The province has introduced legislation to raise gas taxes two cents a litre in Metro Vancouver to help fund TransLink’s expansion plan and build the Evergreen Line.
The increase, requested this month by a majority vote of Metro mayors, would take effect next April and is expected to quickly pass with the support of the NDP.
Transportation Minister Blair Lekstrom said the province will then formalize its agreement with TransLink, issue a request for proposals for the Evergreen Line to three pre-qualified bidders and get shovels in the ground “as quickly as possible.”
He was reluctant to promise a construction start by year-end but vowed it will be soon.
The long-stalled $1.4-billion SkyTrain extension to Coquitlam was once sidelined by a decision to build the Canada Line first and had been derailed in recent years by a deadlock with the province on how to fund TransLink’s share.
Lekstrom and mayors agreed earlier this summer to raise the gas tax and work together to find new funding sources over the next year.
He repeated that pledge and said he’s very aware Metro mayors oppose any scenario that would increase property taxes, which is the backup mechanism if talks with Victoria fail to yield new sources.
“I’m an optimist,” Lekstrom said. “I believe we’re going to find a solution that’s going to work for everyone.”

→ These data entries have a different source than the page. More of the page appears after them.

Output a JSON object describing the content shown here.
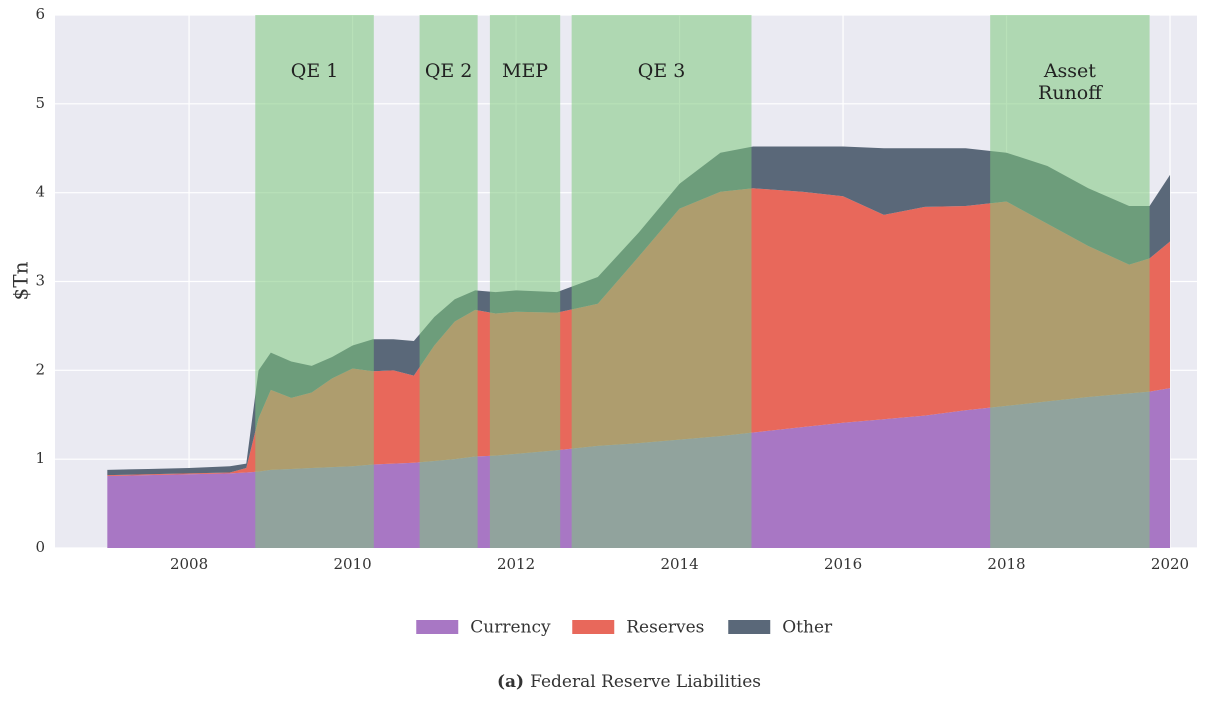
{
  "chart_data": {
    "type": "stacked_area",
    "ylabel": "$Tn",
    "caption_label": "(a)",
    "caption": "Federal Reserve Liabilities",
    "x": [
      2007.0,
      2007.5,
      2008.0,
      2008.5,
      2008.7,
      2008.85,
      2009.0,
      2009.25,
      2009.5,
      2009.75,
      2010.0,
      2010.25,
      2010.5,
      2010.75,
      2011.0,
      2011.25,
      2011.5,
      2011.75,
      2012.0,
      2012.5,
      2013.0,
      2013.5,
      2014.0,
      2014.5,
      2014.9,
      2015.5,
      2016.0,
      2016.5,
      2017.0,
      2017.5,
      2018.0,
      2018.5,
      2019.0,
      2019.5,
      2019.75,
      2020.0
    ],
    "series": [
      {
        "name": "Currency",
        "color": "#a877c4",
        "values": [
          0.81,
          0.82,
          0.83,
          0.84,
          0.85,
          0.86,
          0.88,
          0.89,
          0.9,
          0.91,
          0.92,
          0.94,
          0.95,
          0.96,
          0.98,
          1.0,
          1.03,
          1.04,
          1.06,
          1.1,
          1.15,
          1.18,
          1.22,
          1.26,
          1.3,
          1.36,
          1.41,
          1.45,
          1.49,
          1.55,
          1.6,
          1.65,
          1.7,
          1.74,
          1.76,
          1.8
        ]
      },
      {
        "name": "Reserves",
        "color": "#e8685b",
        "values": [
          0.01,
          0.01,
          0.01,
          0.01,
          0.05,
          0.6,
          0.9,
          0.8,
          0.85,
          1.0,
          1.1,
          1.05,
          1.05,
          0.98,
          1.3,
          1.55,
          1.65,
          1.6,
          1.6,
          1.55,
          1.6,
          2.1,
          2.6,
          2.75,
          2.75,
          2.65,
          2.55,
          2.3,
          2.35,
          2.3,
          2.3,
          2.0,
          1.7,
          1.45,
          1.5,
          1.65
        ]
      },
      {
        "name": "Other",
        "color": "#5a6879",
        "values": [
          0.06,
          0.06,
          0.06,
          0.07,
          0.05,
          0.54,
          0.42,
          0.41,
          0.3,
          0.24,
          0.26,
          0.36,
          0.35,
          0.39,
          0.32,
          0.25,
          0.22,
          0.24,
          0.24,
          0.23,
          0.3,
          0.27,
          0.28,
          0.44,
          0.47,
          0.51,
          0.56,
          0.75,
          0.66,
          0.65,
          0.55,
          0.65,
          0.65,
          0.66,
          0.59,
          0.75
        ]
      }
    ],
    "regions": [
      {
        "start": 2008.81,
        "end": 2010.26,
        "label": [
          "QE 1"
        ]
      },
      {
        "start": 2010.82,
        "end": 2011.53,
        "label": [
          "QE 2"
        ]
      },
      {
        "start": 2011.68,
        "end": 2012.54,
        "label": [
          "MEP"
        ]
      },
      {
        "start": 2012.68,
        "end": 2014.88,
        "label": [
          "QE 3"
        ]
      },
      {
        "start": 2017.8,
        "end": 2019.75,
        "label": [
          "Asset",
          "Runoff"
        ]
      }
    ],
    "region_color": "#7ec87e",
    "xlim": [
      2006.36,
      2020.33
    ],
    "xticks": [
      2008,
      2010,
      2012,
      2014,
      2016,
      2018,
      2020
    ],
    "ylim": [
      0,
      6
    ],
    "yticks": [
      0,
      1,
      2,
      3,
      4,
      5,
      6
    ],
    "grid": true,
    "legend": "bottom"
  }
}
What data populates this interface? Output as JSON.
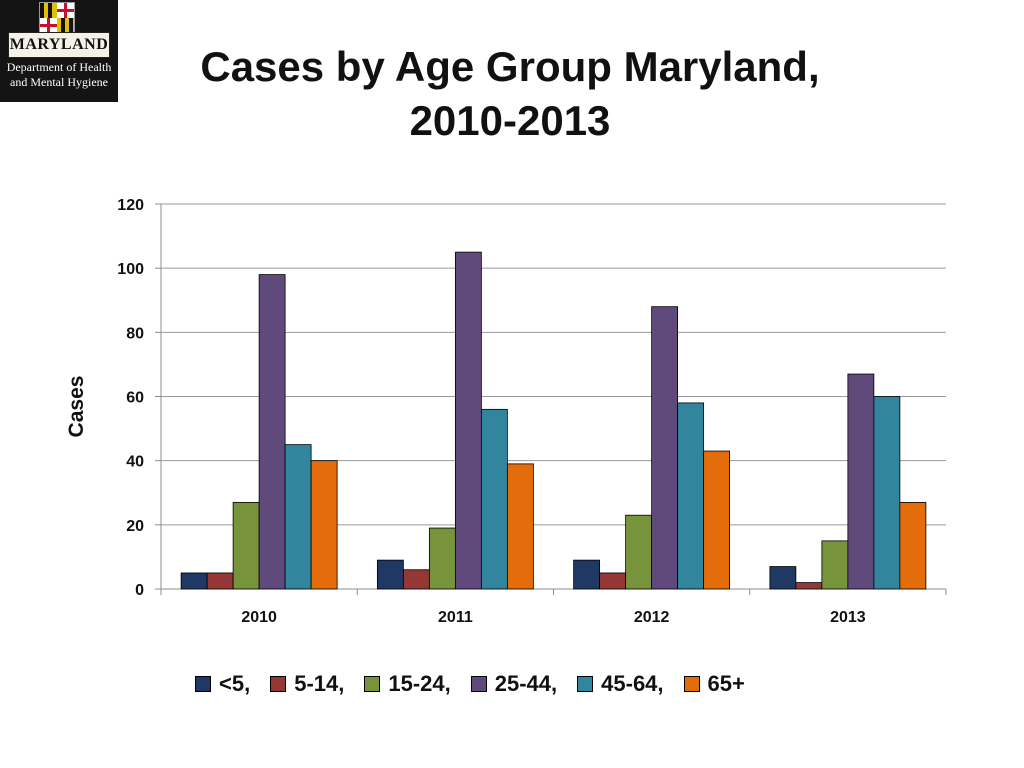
{
  "logo": {
    "name": "MARYLAND",
    "dept_line1": "Department of Health",
    "dept_line2": "and Mental Hygiene",
    "colors": [
      "#e0c000",
      "#111111",
      "#c8102e",
      "#ffffff"
    ]
  },
  "title": {
    "line1": "Cases by Age Group  Maryland,",
    "line2": "2010-2013"
  },
  "chart_data": {
    "type": "bar",
    "title": "Cases by Age Group  Maryland, 2010-2013",
    "xlabel": "",
    "ylabel": "Cases",
    "ylim": [
      0,
      120
    ],
    "yticks": [
      0,
      20,
      40,
      60,
      80,
      100,
      120
    ],
    "grid": true,
    "legend_position": "bottom",
    "categories": [
      "2010",
      "2011",
      "2012",
      "2013"
    ],
    "series": [
      {
        "name": "<5,",
        "color": "#1f3864",
        "values": [
          5,
          9,
          9,
          7
        ]
      },
      {
        "name": "5-14,",
        "color": "#953735",
        "values": [
          5,
          6,
          5,
          2
        ]
      },
      {
        "name": "15-24,",
        "color": "#77933c",
        "values": [
          27,
          19,
          23,
          15
        ]
      },
      {
        "name": "25-44,",
        "color": "#604a7b",
        "values": [
          98,
          105,
          88,
          67
        ]
      },
      {
        "name": "45-64,",
        "color": "#31859c",
        "values": [
          45,
          56,
          58,
          60
        ]
      },
      {
        "name": "65+",
        "color": "#e46c0a",
        "values": [
          40,
          39,
          43,
          27
        ]
      }
    ]
  }
}
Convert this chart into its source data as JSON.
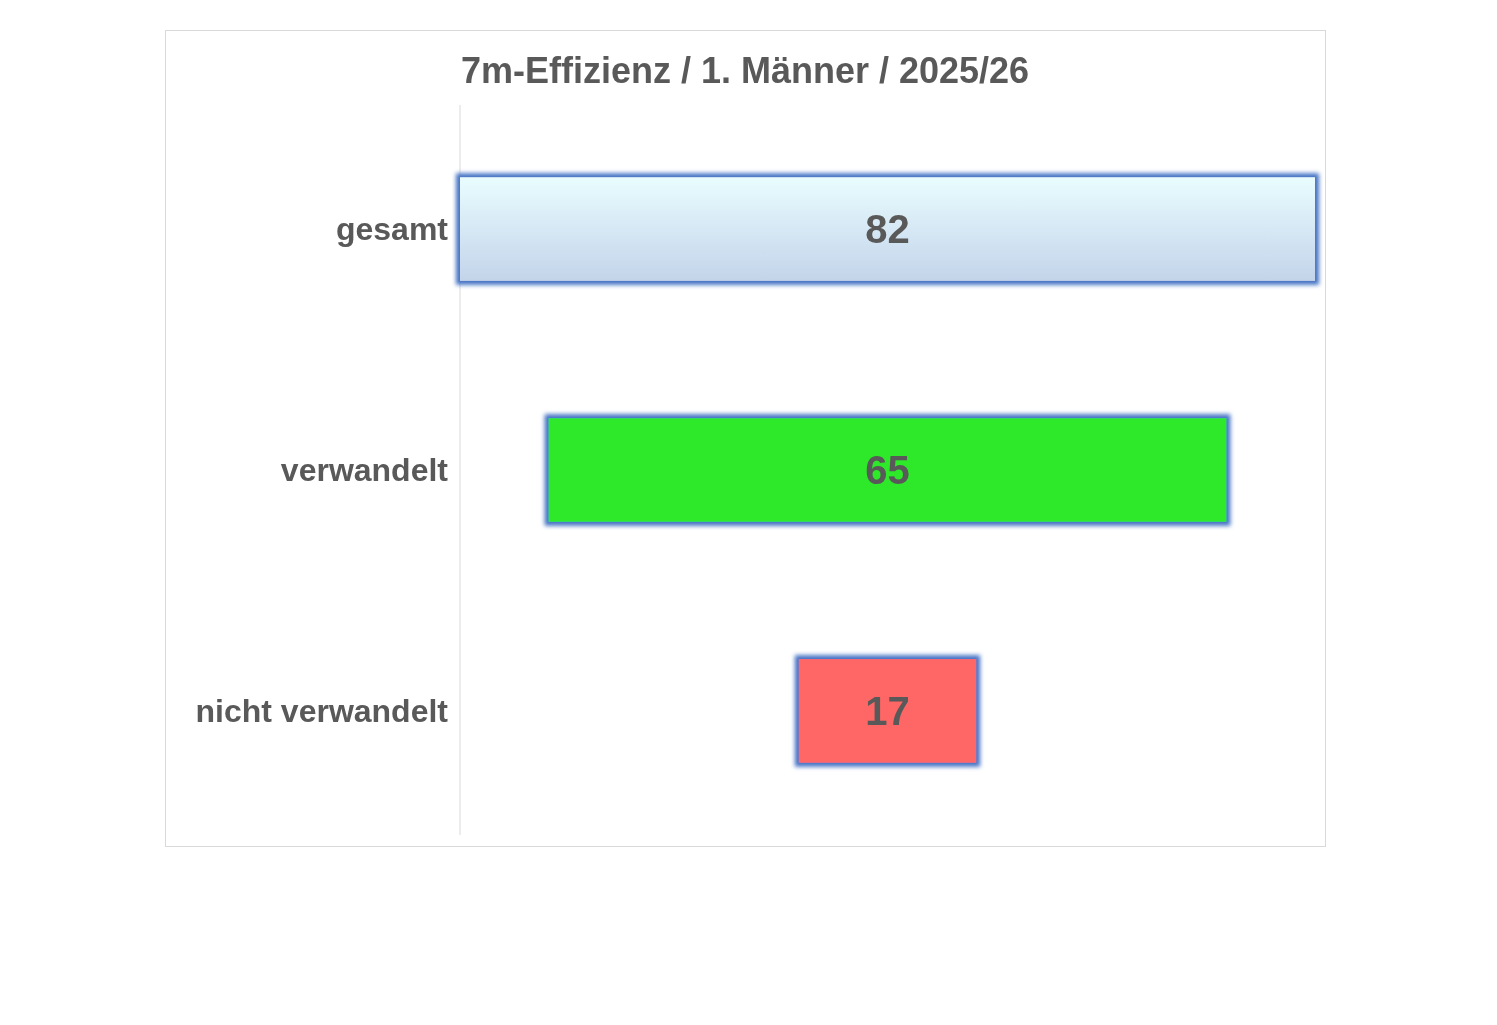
{
  "chart_data": {
    "type": "other",
    "title": "7m-Effizienz / 1. Männer / 2025/26",
    "categories": [
      "gesamt",
      "verwandelt",
      "nicht verwandelt"
    ],
    "values": [
      82,
      65,
      17
    ],
    "colors": [
      "#c3d4ea",
      "#2ee82a",
      "#ff6666"
    ],
    "data_labels": true
  }
}
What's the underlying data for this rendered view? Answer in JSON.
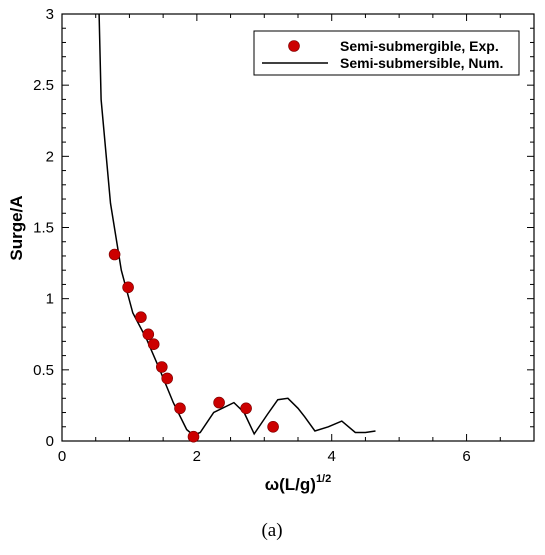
{
  "chart_data": {
    "type": "scatter",
    "xlim": [
      0,
      7
    ],
    "ylim": [
      0,
      3
    ],
    "x_ticks": [
      0,
      2,
      4,
      6
    ],
    "y_ticks": [
      0,
      0.5,
      1,
      1.5,
      2,
      2.5,
      3
    ],
    "x_tick_labels": [
      "0",
      "2",
      "4",
      "6"
    ],
    "y_tick_labels": [
      "0",
      "0.5",
      "1",
      "1.5",
      "2",
      "2.5",
      "3"
    ],
    "xlabel_main": "ω(L/g)",
    "xlabel_sup": "1/2",
    "ylabel": "Surge/A",
    "grid": false,
    "legend_position": "top-right",
    "series": [
      {
        "name": "Semi-submergible, Exp.",
        "kind": "markers",
        "color": "#cc0000",
        "x": [
          0.78,
          0.98,
          1.17,
          1.28,
          1.36,
          1.48,
          1.56,
          1.75,
          1.95,
          2.33,
          2.73,
          3.13
        ],
        "y": [
          1.31,
          1.08,
          0.87,
          0.75,
          0.68,
          0.52,
          0.44,
          0.23,
          0.03,
          0.27,
          0.23,
          0.1
        ]
      },
      {
        "name": "Semi-submersible, Num.",
        "kind": "line",
        "color": "#000000",
        "x": [
          0.55,
          0.58,
          0.72,
          0.88,
          1.05,
          1.25,
          1.45,
          1.65,
          1.85,
          1.95,
          2.05,
          2.25,
          2.55,
          2.7,
          2.85,
          3.05,
          3.2,
          3.35,
          3.5,
          3.6,
          3.75,
          3.95,
          4.15,
          4.35,
          4.5,
          4.65
        ],
        "y": [
          3.0,
          2.4,
          1.67,
          1.2,
          0.9,
          0.72,
          0.5,
          0.27,
          0.08,
          0.04,
          0.06,
          0.2,
          0.27,
          0.2,
          0.05,
          0.19,
          0.29,
          0.3,
          0.23,
          0.17,
          0.07,
          0.1,
          0.14,
          0.06,
          0.06,
          0.07
        ]
      }
    ]
  },
  "caption": "(a)"
}
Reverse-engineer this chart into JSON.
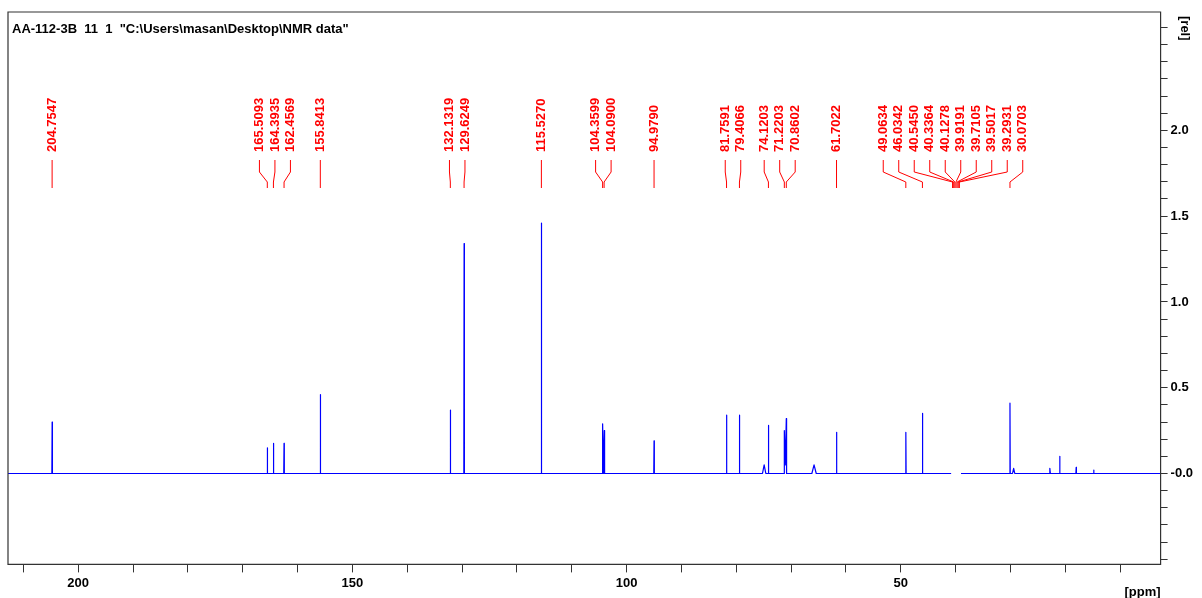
{
  "chart_data": {
    "type": "line",
    "title": "AA-112-3B  11  1  \"C:\\Users\\masan\\Desktop\\NMR data\"",
    "xlabel": "[ppm]",
    "ylabel": "[rel]",
    "xlim": [
      212.8,
      2.6
    ],
    "ylim": [
      -0.53,
      2.69
    ],
    "xticks": [
      {
        "value": 210,
        "label": null
      },
      200,
      {
        "value": 190,
        "label": null
      },
      {
        "value": 180,
        "label": null
      },
      {
        "value": 170,
        "label": null
      },
      {
        "value": 160,
        "label": null
      },
      150,
      {
        "value": 140,
        "label": null
      },
      {
        "value": 130,
        "label": null
      },
      {
        "value": 120,
        "label": null
      },
      {
        "value": 110,
        "label": null
      },
      100,
      {
        "value": 90,
        "label": null
      },
      {
        "value": 80,
        "label": null
      },
      {
        "value": 70,
        "label": null
      },
      {
        "value": 60,
        "label": null
      },
      50,
      {
        "value": 40,
        "label": null
      },
      {
        "value": 30,
        "label": null
      },
      {
        "value": 20,
        "label": null
      },
      {
        "value": 10,
        "label": null
      }
    ],
    "yticks": [
      {
        "value": -0.5,
        "label": null
      },
      {
        "value": -0.4,
        "label": null
      },
      {
        "value": -0.3,
        "label": null
      },
      {
        "value": -0.2,
        "label": null
      },
      {
        "value": -0.1,
        "label": null
      },
      {
        "value": 0,
        "label": "-0.0"
      },
      {
        "value": 0.1,
        "label": null
      },
      {
        "value": 0.2,
        "label": null
      },
      {
        "value": 0.3,
        "label": null
      },
      {
        "value": 0.4,
        "label": null
      },
      {
        "value": 0.5,
        "label": "0.5"
      },
      {
        "value": 0.6,
        "label": null
      },
      {
        "value": 0.7,
        "label": null
      },
      {
        "value": 0.8,
        "label": null
      },
      {
        "value": 0.9,
        "label": null
      },
      {
        "value": 1,
        "label": "1.0"
      },
      {
        "value": 1.1,
        "label": null
      },
      {
        "value": 1.2,
        "label": null
      },
      {
        "value": 1.3,
        "label": null
      },
      {
        "value": 1.4,
        "label": null
      },
      {
        "value": 1.5,
        "label": "1.5"
      },
      {
        "value": 1.6,
        "label": null
      },
      {
        "value": 1.7,
        "label": null
      },
      {
        "value": 1.8,
        "label": null
      },
      {
        "value": 1.9,
        "label": null
      },
      {
        "value": 2,
        "label": "2.0"
      },
      {
        "value": 2.1,
        "label": null
      },
      {
        "value": 2.2,
        "label": null
      },
      {
        "value": 2.3,
        "label": null
      },
      {
        "value": 2.4,
        "label": null
      },
      {
        "value": 2.5,
        "label": null
      },
      {
        "value": 2.6,
        "label": null
      }
    ],
    "legend": false,
    "grid": false,
    "marker": "none",
    "line_style": "solid",
    "series": [
      {
        "color": "#0000ff",
        "x": [
          212.8,
          204.8,
          204.75,
          204.7,
          165.56,
          165.51,
          165.46,
          164.44,
          164.39,
          164.34,
          162.51,
          162.46,
          162.41,
          155.89,
          155.84,
          155.79,
          132.18,
          132.13,
          132.08,
          129.67,
          129.62,
          129.57,
          115.58,
          115.53,
          115.48,
          104.41,
          104.36,
          104.2,
          104.05,
          104.0,
          95.03,
          94.98,
          94.93,
          81.81,
          81.76,
          81.71,
          79.46,
          79.41,
          79.36,
          75.2,
          74.9,
          74.6,
          74.17,
          74.12,
          74.07,
          71.27,
          71.22,
          71.05,
          70.86,
          70.81,
          66.2,
          65.8,
          65.4,
          61.75,
          61.7,
          61.65,
          49.11,
          49.06,
          49.01,
          46.08,
          46.03,
          45.98,
          40.8,
          40.55,
          40.34,
          40.13,
          39.92,
          39.71,
          39.5,
          39.29,
          39.0,
          30.12,
          30.07,
          30.02,
          29.6,
          29.4,
          29.2,
          22.9,
          22.8,
          22.7,
          21.05,
          21.0,
          20.95,
          18.05,
          18.0,
          17.95,
          14.85,
          14.8,
          14.75,
          2.6
        ],
        "values": [
          0,
          0,
          0.3,
          0,
          0,
          0.15,
          0,
          0,
          0.175,
          0,
          0,
          0.175,
          0,
          0,
          0.46,
          0,
          0,
          0.37,
          0,
          0,
          1.34,
          0,
          0,
          1.46,
          0,
          0,
          0.29,
          0,
          0.25,
          0,
          0,
          0.19,
          0,
          0,
          0.34,
          0,
          0,
          0.34,
          0,
          0,
          0.05,
          0,
          0,
          0.28,
          0,
          0,
          0.25,
          0.05,
          0.32,
          0,
          0,
          0.05,
          0,
          0,
          0.24,
          0,
          0,
          0.24,
          0,
          0,
          0.35,
          0,
          0,
          null,
          null,
          null,
          null,
          null,
          null,
          null,
          0,
          0,
          0.41,
          0,
          0,
          0.03,
          0,
          0,
          0.03,
          0,
          0,
          0.1,
          0,
          0,
          0.035,
          0,
          0,
          0.02,
          0,
          0
        ]
      }
    ],
    "annotations": [
      {
        "text": "204.7547",
        "x": 204.7547
      },
      {
        "text": "165.5093",
        "x": 165.5093
      },
      {
        "text": "164.3935",
        "x": 164.3935
      },
      {
        "text": "162.4569",
        "x": 162.4569
      },
      {
        "text": "155.8413",
        "x": 155.8413
      },
      {
        "text": "132.1319",
        "x": 132.1319
      },
      {
        "text": "129.6249",
        "x": 129.6249
      },
      {
        "text": "115.5270",
        "x": 115.527
      },
      {
        "text": "104.3599",
        "x": 104.3599
      },
      {
        "text": "104.0900",
        "x": 104.09
      },
      {
        "text": "94.9790",
        "x": 94.979
      },
      {
        "text": "81.7591",
        "x": 81.7591
      },
      {
        "text": "79.4066",
        "x": 79.4066
      },
      {
        "text": "74.1203",
        "x": 74.1203
      },
      {
        "text": "71.2203",
        "x": 71.2203
      },
      {
        "text": "70.8602",
        "x": 70.8602
      },
      {
        "text": "61.7022",
        "x": 61.7022
      },
      {
        "text": "49.0634",
        "x": 49.0634
      },
      {
        "text": "46.0342",
        "x": 46.0342
      },
      {
        "text": "40.5450",
        "x": 40.545
      },
      {
        "text": "40.3364",
        "x": 40.3364
      },
      "40.1278",
      "39.9191",
      "39.7105",
      {
        "text": "39.5017",
        "x": 39.5017
      },
      {
        "text": "39.2931",
        "x": 39.2931
      },
      {
        "text": "30.0703",
        "x": 30.0703
      }
    ]
  }
}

That’s critical, he said, because TransLink needs a long-term funding solution so it can build more infrastructure beyond what’s contemplated in the new Moving Forward plan.
“There has to be some certainty going into the future.”
Lekstrom also repeated a commitment to meet the mayors and look at how to fix any problems in how TransLink is governed.
Mayors complain they have no control over TransLink’s priorities – decided by an unelected professional board – and that their only role is to vote on tax and fare increases.
The gas tax increase will give TransLink an extra $40 million of the $70 million per year it needs to fund the new plan. The transportation authority will take in an estimated $364 million in fuel taxes in 2012 from its dedicated 17 cents a litre.
B.C. Conservative leader John Cummins opposes the gas tax hike and said the decision of both the Liberals and NDP to support it leaves the Tories as “the only fiscally responsible party” in the province.
“This is a tax essentially on the working poor,” he said, adding transit doesn’t work for many Metro Vancouver residents. “It’s a tax on the commuter.”
Local residents are already paying the highest gas taxes in Canada, he said.
He said a one-per-cent cut in the budgets of Metro Vancouver cities could have funded the Evergreen Line and that other taxes already collected could be reapportioned to finance other TransLink needs.